EnergyCore prototype card
The first attempt at making an OEM compute node from Calxeda

HP signing on as a OEM for Calxeda designed equipment is going to push ARM based massively parallel server designs into a lot more data centers. Add to this the announcement of the new ARM-15 cpu and it’s timeline for addressing 64-bit memory and you have a battle royale going up against Intel. Currently the Intel Xeon is the preferred choice for applications requiring large amounts of DRAM to hold whole databases and Memcached webpages for lightning quick fetches. On the other end of the scale is the low per watt 4 core ARM chips dissipating a mere 5 watts. Intel is trying to drive down the Thermal Design Point for their chips even resorting to 64bit Atom chips to keep the Memory Addressing advantage. But the timeline for decreasing the Thermal Design Point doesn’t quite match up to the ARM x64 timeline. So I suspect ARM will have the advantage as will Calxeda for quite some time to come.

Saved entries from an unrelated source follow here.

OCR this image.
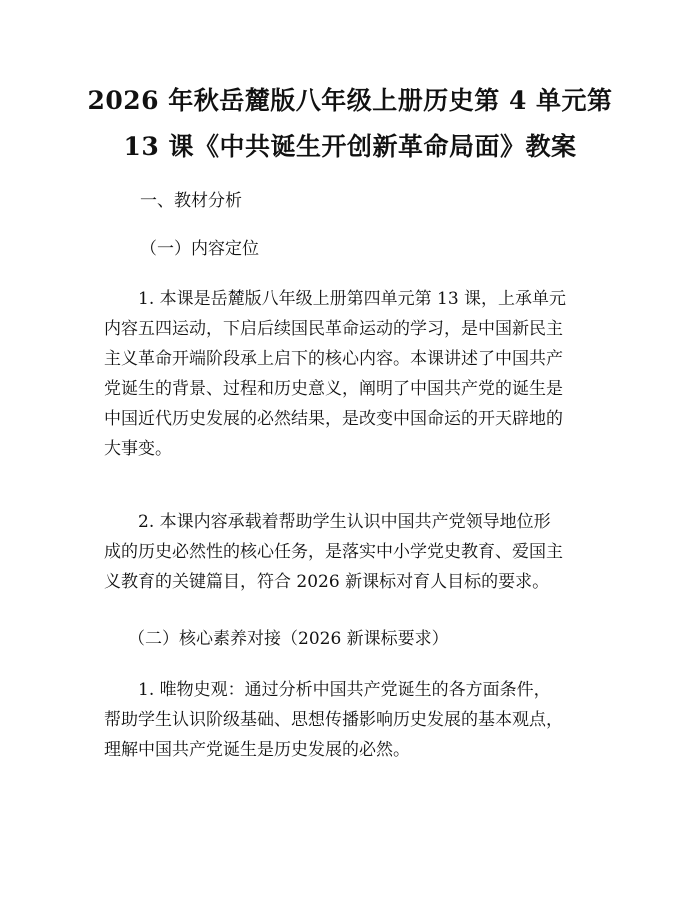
2026 年秋岳麓版八年级上册历史第 4 单元第
13 课《中共诞生开创新革命局面》教案
一、教材分析
（一）内容定位
1. 本课是岳麓版八年级上册第四单元第 13 课，上承单元
内容五四运动，下启后续国民革命运动的学习，是中国新民主
主义革命开端阶段承上启下的核心内容。本课讲述了中国共产
党诞生的背景、过程和历史意义，阐明了中国共产党的诞生是
中国近代历史发展的必然结果，是改变中国命运的开天辟地的
大事变。
2. 本课内容承载着帮助学生认识中国共产党领导地位形
成的历史必然性的核心任务，是落实中小学党史教育、爱国主
义教育的关键篇目，符合 2026 新课标对育人目标的要求。
（二）核心素养对接（2026 新课标要求）
1. 唯物史观：通过分析中国共产党诞生的各方面条件，
帮助学生认识阶级基础、思想传播影响历史发展的基本观点，
理解中国共产党诞生是历史发展的必然。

While I had hoped the recen ARM-15 announcement was also going to usher in a fully 64-bit capable cpu, it will at least be able to fake larger size memory access. The datapath I remember being quoted was 40-bits wide and that can be further extended using software. And it doesn’t seem to have discouraged HP at all who are testing the Calxeda designed prototype EnergyCore evaluation board. This is all new territory for both Calxeda and HP so a fully engineered and designed prototype is absolutely necessary to get this project off the ground. My hope is HP can do a large scale test and figure out some of the software configuration optimization that needs to occur to gain an advantage in power savings, density and speed over an Intel Atom server (like SeaMicro).